Spectacle chronicles history’s most iconic videos, and the masters of experimentation and storytelling that contributed them, both artists and directors alike. I was amazed at how much the modern music video owes to directors like Michel Gondry, Spike Jonze, Andreas Nilsson, Mike Mills and Chris Cunningham, and artists like Bjork, OK Go, Kanye West, Devo, Sigur Ros and Aphex Twin for constantly pushing the boundaries of the form.

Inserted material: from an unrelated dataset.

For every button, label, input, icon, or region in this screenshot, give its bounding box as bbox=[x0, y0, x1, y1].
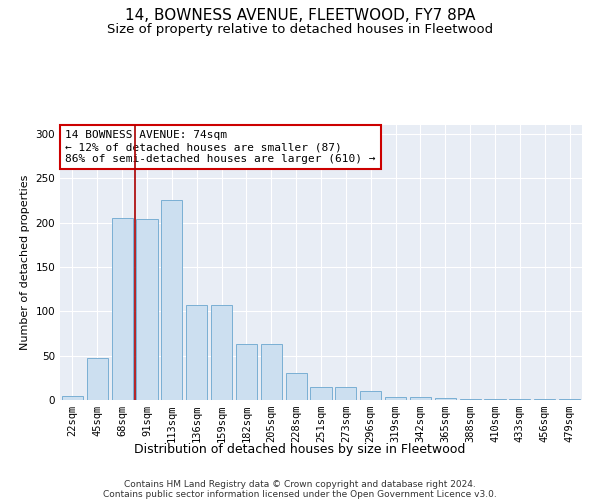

Spectacle is a testament to the power of the music video. This is how these short films were meant to be seen, on gigantic cinema screens with state-of-the-art speakers, not through the tinny audio output of your laptop. There is an abundance to see here, full scale models of iconic videos including a comic panel from A-Ha’s Take on Me and a life-size Milky from Blur’s Coffee and TV, a series of rare interactive videos from The Arcade Fire, and more videos than you will be able to find time for. I found myself writing them all down and watching everything I missed on YouTube later.

This is a triumph of curation, and ‘spectacle’ could not be a more perfect term.

As it turns out, The Buggles’ were wrong. Video didn’t kill the radio stars. Video made them what they are.

 

Spectacle: The Music Video Exhibition is on at ACMI, Federation Square until 23 February 2014.